Meio Ambiente

Espanha registra onda de calor mais intensa da história com 1.149 mortes

Fenômeno de 16 dias superou recorde de 2022 e agravou incêndios florestais

24 de Agosto de 2025
Foto: Divulgação

A Espanha enfrentou, entre 3 e 18 de agosto, a onda de calor mais intensa desde o início dos registros meteorológicos no país, segundo informou a Agência Nacional de Meteorologia (Aemet) neste domingo (24). De acordo com a instituição, o evento superou o recorde anterior, registrado em julho de 2022, e teve temperaturas 4,6°C acima da média habitual para esse tipo de fenômeno.

No episódio histórico de 2022, a anomalia havia sido de 4,5°C. Desde 1975, foram contabilizadas 77 ondas de calor na Espanha, mas apenas seis tiveram desvios iguais ou superiores a 4°C. Cinco delas ocorreram a partir de 2019, o que, segundo a Aemet, é um forte indicativo do agravamento e da maior frequência desses fenômenos extremos em função das mudanças climáticas.

A agência destacou que o período entre 8 e 17 de agosto foi o mais quente em dez dias consecutivos desde, pelo menos, 1950. O calor extremo se prolongou por 16 dias e afetou praticamente todo o território espanhol, estabelecendo novos recordes de temperatura em várias localidades.

Segundo estimativas do Instituto de Saúde Carlos III (ISCIII), cerca de 1.149 mortes podem estar relacionadas diretamente às altas temperaturas registradas durante a onda de calor. Os dados foram levantados pelo sistema “MoMo”, que monitora a mortalidade geral diária e a compara com séries históricas, incorporando fatores externos como as temperaturas comunicadas pela Aemet.

Embora o sistema não estabeleça uma relação de causalidade absoluta entre o calor e as mortes registradas, especialistas apontam que ele constitui a estimativa mais precisa disponível. Em julho, o mesmo sistema já havia atribuído aproximadamente 1.060 óbitos às altas temperaturas, um aumento de mais de 50% em relação ao mesmo mês de 2024.

Além do impacto humano, as condições extremas alimentaram grandes incêndios florestais que atingiram a Espanha e Portugal. As chamas causaram oito mortes, quatro em cada país, e devastaram mais de 400 mil hectares de vegetação, aumentando ainda mais a gravidade da crise ambiental.
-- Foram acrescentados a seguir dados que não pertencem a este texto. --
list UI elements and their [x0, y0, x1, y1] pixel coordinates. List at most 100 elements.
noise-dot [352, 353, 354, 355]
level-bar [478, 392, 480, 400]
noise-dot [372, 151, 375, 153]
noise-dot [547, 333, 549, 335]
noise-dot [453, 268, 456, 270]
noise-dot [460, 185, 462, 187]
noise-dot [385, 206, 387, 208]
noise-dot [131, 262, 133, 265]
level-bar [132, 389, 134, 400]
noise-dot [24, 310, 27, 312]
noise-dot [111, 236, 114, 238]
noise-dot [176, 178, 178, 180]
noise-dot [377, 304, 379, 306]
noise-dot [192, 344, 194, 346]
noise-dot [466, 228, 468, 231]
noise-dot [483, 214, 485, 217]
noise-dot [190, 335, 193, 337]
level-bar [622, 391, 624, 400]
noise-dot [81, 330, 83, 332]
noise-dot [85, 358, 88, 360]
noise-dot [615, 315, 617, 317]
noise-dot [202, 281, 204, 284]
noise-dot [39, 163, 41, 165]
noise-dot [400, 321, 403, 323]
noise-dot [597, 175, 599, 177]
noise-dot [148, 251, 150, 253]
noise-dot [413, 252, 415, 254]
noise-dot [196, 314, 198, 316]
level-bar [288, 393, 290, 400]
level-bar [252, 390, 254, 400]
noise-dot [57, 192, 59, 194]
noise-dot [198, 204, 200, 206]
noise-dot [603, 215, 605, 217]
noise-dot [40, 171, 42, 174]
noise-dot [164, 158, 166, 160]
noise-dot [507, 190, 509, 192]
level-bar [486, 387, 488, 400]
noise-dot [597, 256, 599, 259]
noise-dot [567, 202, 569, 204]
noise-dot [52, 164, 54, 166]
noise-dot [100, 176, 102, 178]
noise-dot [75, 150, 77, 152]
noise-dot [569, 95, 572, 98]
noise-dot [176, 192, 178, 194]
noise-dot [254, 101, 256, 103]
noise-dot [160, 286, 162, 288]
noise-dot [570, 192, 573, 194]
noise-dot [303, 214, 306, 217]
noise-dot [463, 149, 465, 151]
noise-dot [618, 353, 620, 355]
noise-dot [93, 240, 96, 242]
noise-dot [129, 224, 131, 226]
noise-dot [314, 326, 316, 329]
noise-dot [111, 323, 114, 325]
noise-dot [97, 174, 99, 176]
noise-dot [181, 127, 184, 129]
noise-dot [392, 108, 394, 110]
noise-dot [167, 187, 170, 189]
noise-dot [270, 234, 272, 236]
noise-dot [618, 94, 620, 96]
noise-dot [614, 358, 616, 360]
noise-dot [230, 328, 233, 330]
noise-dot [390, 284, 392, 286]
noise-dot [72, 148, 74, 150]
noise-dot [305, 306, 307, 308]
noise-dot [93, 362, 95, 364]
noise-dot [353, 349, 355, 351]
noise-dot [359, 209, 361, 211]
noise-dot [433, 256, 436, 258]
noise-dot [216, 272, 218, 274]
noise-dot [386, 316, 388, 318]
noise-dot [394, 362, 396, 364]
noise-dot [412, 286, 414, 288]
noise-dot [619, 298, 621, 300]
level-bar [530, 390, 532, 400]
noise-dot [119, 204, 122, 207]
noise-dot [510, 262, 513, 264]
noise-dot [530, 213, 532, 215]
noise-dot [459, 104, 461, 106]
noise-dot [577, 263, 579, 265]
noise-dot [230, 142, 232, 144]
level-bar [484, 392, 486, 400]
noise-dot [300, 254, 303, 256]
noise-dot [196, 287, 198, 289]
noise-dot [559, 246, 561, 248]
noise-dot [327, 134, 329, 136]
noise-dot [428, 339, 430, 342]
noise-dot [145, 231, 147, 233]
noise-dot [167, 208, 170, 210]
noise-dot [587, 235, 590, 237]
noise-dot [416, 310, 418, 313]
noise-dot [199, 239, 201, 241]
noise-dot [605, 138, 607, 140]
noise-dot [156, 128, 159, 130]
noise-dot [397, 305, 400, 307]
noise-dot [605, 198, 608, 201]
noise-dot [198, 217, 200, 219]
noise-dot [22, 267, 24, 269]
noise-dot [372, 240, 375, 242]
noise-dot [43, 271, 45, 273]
Autoridades meteorológicas ressaltaram que o fenômeno de agosto representa um alerta claro sobre os efeitos do aquecimento global e reforçam a necessidade de adaptação às novas realidades climáticas. A repetição de ondas de calor de intensidade recorde em intervalos cada vez mais curtos preocupa cientistas e governantes.

Com o avanço das mudanças climáticas, especialistas preveem que episódios de calor extremo se tornarão mais longos e frequentes na Península Ibérica. A expectativa é de que políticas públicas de prevenção e medidas de mitigação sejam aceleradas para proteger a população e reduzir os impactos ambientais e econômicos desses eventos.